There is, of course, a reason why the Fed is hesitant to abandon its excessive money printing and unnaturally low interest rate policy: The Fed wants to continue the inflationary boom it has orchestrated by printing money and artificially suppressing market interest rates in the first place. What is more, the indebtedness of the economy has become so high that many debtors can no longer afford to pay higher borrowing costs, much less to end the practice of rolling over maturing debt into new debt.
It is fair to say that monetary policy has been quite inflationary, not only in the US but also around the world. While consumer goods price inflation had remained rather subdued until recently, asset prices – such as the prices for stocks, real estate, residential property etc. – have inflated sharply. Taken together, the economic and financial system has actually become addicted to sustained increases in the prices of goods, which, in turn, require an uninterrupted inflow of credit and money. Goods price inflation creates further goods price inflation.
This is because inflation only stimulates economic expansion when it comes unexpectedly, when it surprises on the upside. Once people are no longer fooled by inflation, it loses its stimulatory effect on the economy. With consumer goods prices rising strongly, however, people may well live up to reality and understand that they are being conned by monetary policy. And if or when inflation expectations rise above the target rate, while the central bank tightens its policy to reduce inflation, the economy and financial markets will be in for a really hard landing.
In this context, it is instructive to see the already elevated consumer goods price inflation being downplayed as “temporary” and driven by “special factors”. And hardly a word to hear that it is caused by excessive money printing on the part of central banks. All this could suggest that the public at large may not really wake up to the inflation problem, and that it is not that well informed about the true cause of inflation. Central banks may thus well succeed in disguising their role in debasing the purchasing power of money – which is what goods price inflation does to the money unit.

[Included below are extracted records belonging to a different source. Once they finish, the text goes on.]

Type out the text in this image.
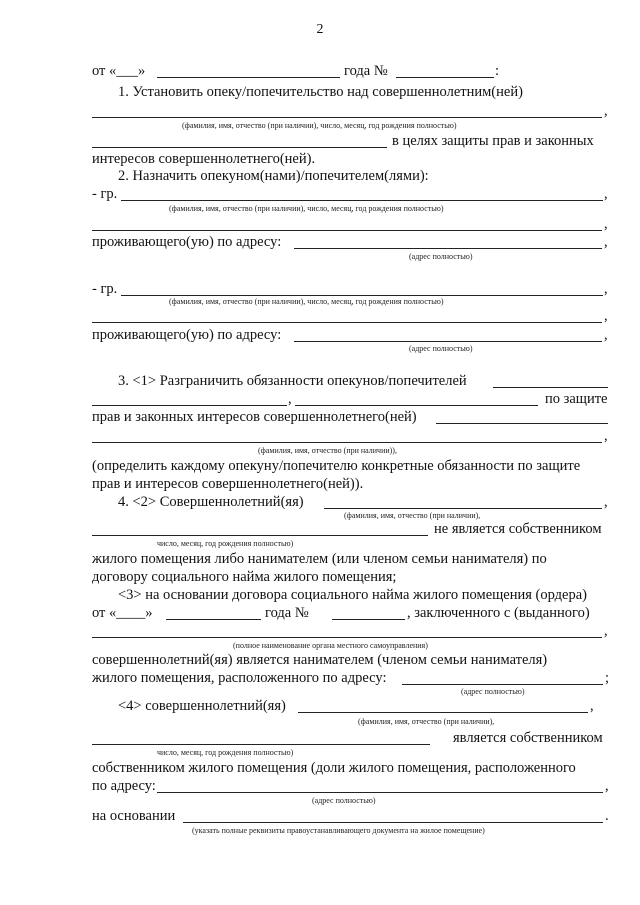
2
от «___»	года №	:
1. Установить опеку/попечительство над совершеннолетним(ней)
,
(фамилия, имя, отчество (при наличии), число, месяц, год рождения полностью)
в целях защиты прав и законных
интересов совершеннолетнего(ней).
2. Назначить опекуном(нами)/попечителем(лями):
- гр.	,
(фамилия, имя, отчество (при наличии), число, месяц, год рождения полностью)
,
проживающего(ую) по адресу:	,
(адрес полностью)
- гр.	,
(фамилия, имя, отчество (при наличии), число, месяц, год рождения полностью)
,
проживающего(ую) по адресу:	,
(адрес полностью)
3. <1> Разграничить обязанности опекунов/попечителей
,	по защите
прав и законных интересов совершеннолетнего(ней)
,
(фамилия, имя, отчество (при наличии)),
(определить каждому опекуну/попечителю конкретные обязанности по защите
прав и интересов совершеннолетнего(ней)).
4. <2> Совершеннолетний(яя)	,
(фамилия, имя, отчество (при наличии),
не является собственником
число, месяц, год рождения полностью)
жилого помещения либо нанимателем (или членом семьи нанимателя) по
договору социального найма жилого помещения;
<3> на основании договора социального найма жилого помещения (ордера)
от «____»	года №	, заключенного с (выданного)
,
(полное наименование органа местного самоуправления)
совершеннолетний(яя) является нанимателем (членом семьи нанимателя)
жилого помещения, расположенного по адресу:	;
(адрес полностью)
<4> совершеннолетний(яя)	,
(фамилия, имя, отчество (при наличии),
является собственником
число, месяц, год рождения полностью)
собственником жилого помещения (доли жилого помещения, расположенного
по адресу:	,
(адрес полностью)
на основании	.
(указать полные реквизиты правоустанавливающего документа на жилое помещение)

And so they will most likely continue to do what they have been doing for the past few decades: throwing the purchasing power of money under the bus. Especially in view of the economies’ huge debt burden, there is a rather high likelihood that central banks have secretly rearranged their priority list: Maintaining production is considered more important than curbing goods price inflation. While such a trade-off will not function in the long run, it may work in the short run. In any case, it is politically preferred from the viewpoint of rulers and the ruled.
I believe there is good reason to expect that the purchasing power of the US dollar, euro and the like will continue to decline further in the coming years, most likely at an accelerated pace. This means that the Fed and the other major central banks around the world are unlikely to restrict monetary policy in any meaningful way. With real short-term interest rates remaining in negative territory, the idea of adding physical gold and, to some extent also silver, to one’s portfolio should be revisited.
What has been holding the price of gold and silver back since August 2020 is, on the one hand, the decline of risk aversion among investors, which has reduced the demand for “safe haven” assets. On the other hand, the price of gold and silver has suffered because markets have increasingly embraced the idea that the monetary policy will end its excessively expansionary course, thereby reducing the need to hold gold and silver as a hedge against inflation. However, in this podcast, I have argued that there will not be an end to price inflation and thus currency debasement.
I maintain the view that gold and silver, bought at current prices, will prove to be return-enhancing and risk-reducing for the long term investor portfolio.